Speaker: Dr. Sinan Yıldırım (Sabancı University)
Title: Sequentially Interactive Learning with Local Differential Privacy
Date: 17 October 2025, Friday
Time: 13:30-14:30
Place: EA409
Abstract: In privacy-preserving data analysis, sensitive personal data are collected after being privatized via randomization. This talk concerns online parameter estimation under data privacy constraints. In particular, local differential privacy (LDP) will be considered the definition of data privacy. The main research question of this study is how to estimate a population distribution efficiently under LDP. The key idea behind our methodology is to use a “tunable” LDP mechanism, which is tuned via sequential interaction: At each iteration, the method goes over the following steps: (1) estimates the parameter from the privatized data points collected so far, (2) tunes an adaptable LDP mechanism to optimize the estimation utility of future privatized data, and (3) collects the next data point using the adapted LDP mechanism. Step (2) is a constraint optimization problem and, in our method, it is generally solved suboptimally by confining the search space to parametric families of LDP mechanisms. Numerical studies on a variety of scenarios demonstrate the merits of our methodology. (Ongoing work with my MSc student Giray Düzel.)
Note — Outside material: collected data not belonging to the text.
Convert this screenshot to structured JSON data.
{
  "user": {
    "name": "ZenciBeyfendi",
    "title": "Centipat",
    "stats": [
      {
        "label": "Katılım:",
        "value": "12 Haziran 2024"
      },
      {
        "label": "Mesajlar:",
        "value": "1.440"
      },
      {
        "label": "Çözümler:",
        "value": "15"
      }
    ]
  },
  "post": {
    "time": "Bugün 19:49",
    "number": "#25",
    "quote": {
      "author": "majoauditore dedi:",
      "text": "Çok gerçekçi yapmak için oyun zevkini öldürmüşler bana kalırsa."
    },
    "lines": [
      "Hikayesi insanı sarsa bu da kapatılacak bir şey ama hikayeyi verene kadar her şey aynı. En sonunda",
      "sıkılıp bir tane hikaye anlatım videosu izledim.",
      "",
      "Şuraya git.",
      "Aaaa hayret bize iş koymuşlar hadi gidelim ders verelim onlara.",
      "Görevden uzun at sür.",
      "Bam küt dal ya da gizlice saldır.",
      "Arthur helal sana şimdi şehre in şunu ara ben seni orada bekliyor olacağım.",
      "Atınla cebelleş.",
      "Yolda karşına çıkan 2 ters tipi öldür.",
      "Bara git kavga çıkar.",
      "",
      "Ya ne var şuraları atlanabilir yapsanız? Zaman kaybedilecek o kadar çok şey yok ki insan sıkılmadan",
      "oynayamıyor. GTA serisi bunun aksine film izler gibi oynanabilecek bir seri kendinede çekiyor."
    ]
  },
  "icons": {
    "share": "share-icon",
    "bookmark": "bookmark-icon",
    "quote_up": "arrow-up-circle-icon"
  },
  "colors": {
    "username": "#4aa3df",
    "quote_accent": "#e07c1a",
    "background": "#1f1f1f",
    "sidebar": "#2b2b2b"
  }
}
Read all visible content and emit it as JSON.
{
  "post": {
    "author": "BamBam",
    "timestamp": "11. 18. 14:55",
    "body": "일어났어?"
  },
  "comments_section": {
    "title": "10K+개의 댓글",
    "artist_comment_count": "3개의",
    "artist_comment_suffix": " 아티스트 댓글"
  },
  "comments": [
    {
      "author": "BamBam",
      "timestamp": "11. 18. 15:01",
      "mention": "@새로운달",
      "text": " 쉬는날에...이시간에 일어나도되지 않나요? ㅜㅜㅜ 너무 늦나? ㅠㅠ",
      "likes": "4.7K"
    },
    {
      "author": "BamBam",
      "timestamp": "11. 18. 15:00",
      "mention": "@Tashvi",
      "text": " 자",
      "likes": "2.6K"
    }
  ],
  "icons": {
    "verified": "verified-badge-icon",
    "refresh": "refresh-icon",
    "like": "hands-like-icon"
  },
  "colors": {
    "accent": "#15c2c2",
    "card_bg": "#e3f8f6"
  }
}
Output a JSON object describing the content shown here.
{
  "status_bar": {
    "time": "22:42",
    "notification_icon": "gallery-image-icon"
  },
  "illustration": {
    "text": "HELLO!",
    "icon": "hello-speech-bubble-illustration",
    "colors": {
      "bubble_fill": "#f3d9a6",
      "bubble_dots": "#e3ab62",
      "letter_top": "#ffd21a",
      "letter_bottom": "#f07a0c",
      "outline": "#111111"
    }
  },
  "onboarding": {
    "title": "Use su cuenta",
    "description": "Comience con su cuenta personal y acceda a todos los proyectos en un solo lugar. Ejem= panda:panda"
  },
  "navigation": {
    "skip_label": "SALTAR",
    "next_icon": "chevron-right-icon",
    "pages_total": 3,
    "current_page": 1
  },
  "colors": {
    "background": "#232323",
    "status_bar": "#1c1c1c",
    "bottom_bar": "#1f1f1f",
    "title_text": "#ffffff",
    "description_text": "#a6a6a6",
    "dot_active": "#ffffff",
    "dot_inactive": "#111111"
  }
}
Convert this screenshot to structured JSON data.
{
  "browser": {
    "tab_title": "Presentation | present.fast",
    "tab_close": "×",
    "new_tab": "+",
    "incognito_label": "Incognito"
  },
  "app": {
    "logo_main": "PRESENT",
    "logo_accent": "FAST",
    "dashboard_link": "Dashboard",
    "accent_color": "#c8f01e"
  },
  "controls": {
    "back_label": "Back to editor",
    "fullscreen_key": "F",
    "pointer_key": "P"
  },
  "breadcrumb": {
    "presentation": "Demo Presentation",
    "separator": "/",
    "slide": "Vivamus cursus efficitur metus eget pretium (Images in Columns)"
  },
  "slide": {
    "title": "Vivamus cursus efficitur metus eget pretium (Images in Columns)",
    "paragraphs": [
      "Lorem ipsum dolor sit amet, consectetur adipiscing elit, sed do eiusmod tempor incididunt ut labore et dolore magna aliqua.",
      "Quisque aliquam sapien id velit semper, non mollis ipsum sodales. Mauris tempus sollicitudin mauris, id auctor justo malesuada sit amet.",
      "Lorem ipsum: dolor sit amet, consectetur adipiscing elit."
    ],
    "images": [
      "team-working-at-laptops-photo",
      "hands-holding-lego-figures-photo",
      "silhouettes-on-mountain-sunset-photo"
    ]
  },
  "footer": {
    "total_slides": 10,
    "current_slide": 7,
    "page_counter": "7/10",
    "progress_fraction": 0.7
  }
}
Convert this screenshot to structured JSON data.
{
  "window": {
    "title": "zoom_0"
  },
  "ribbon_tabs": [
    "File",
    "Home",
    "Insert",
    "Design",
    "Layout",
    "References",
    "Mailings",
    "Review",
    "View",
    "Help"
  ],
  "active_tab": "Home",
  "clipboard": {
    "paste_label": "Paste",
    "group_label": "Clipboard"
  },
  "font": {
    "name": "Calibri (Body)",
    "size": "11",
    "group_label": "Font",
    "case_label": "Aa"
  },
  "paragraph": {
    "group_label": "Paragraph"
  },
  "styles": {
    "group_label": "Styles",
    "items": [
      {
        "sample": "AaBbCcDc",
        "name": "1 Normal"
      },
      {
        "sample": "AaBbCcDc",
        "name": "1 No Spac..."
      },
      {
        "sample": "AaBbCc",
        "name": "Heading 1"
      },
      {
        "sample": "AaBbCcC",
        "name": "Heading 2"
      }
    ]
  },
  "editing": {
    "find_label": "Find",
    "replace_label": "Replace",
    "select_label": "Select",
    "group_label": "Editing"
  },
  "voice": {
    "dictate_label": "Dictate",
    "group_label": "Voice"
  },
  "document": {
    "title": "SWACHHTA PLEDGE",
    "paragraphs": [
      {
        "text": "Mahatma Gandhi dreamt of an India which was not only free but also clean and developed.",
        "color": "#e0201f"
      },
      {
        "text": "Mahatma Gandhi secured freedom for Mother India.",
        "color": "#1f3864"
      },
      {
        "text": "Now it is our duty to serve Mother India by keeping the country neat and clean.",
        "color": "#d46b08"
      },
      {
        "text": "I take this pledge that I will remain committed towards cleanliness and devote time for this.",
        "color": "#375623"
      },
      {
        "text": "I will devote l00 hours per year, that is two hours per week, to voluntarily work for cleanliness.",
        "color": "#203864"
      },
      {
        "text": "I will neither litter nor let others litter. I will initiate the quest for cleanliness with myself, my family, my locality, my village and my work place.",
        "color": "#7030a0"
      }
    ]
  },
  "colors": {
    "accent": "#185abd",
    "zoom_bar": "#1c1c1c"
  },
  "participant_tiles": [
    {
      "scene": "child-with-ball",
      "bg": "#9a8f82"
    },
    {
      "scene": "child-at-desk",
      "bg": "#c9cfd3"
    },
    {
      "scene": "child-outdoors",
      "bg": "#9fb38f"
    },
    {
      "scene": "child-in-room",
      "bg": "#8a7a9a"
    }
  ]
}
Bio: Sinan Yıldırım, PhD, has been a faculty member since 2015 in the Faculty of Engineering and Natural Sciences at Sabancı University, Turkey. He received his BS in 2007 and MS in 2009, both in Electrical and Electronics Engineering at Boğaziçi University, Turkey. He holds a PhD in Mathematical Statistics from the University of Cambridge, UK, where he graduated in 2013. He then worked as a postdoctoral researcher at the University of Bristol from 2013 to 2015. His primary research areas are Bayesian Statistics, Monte Carlo methods, and data privacy.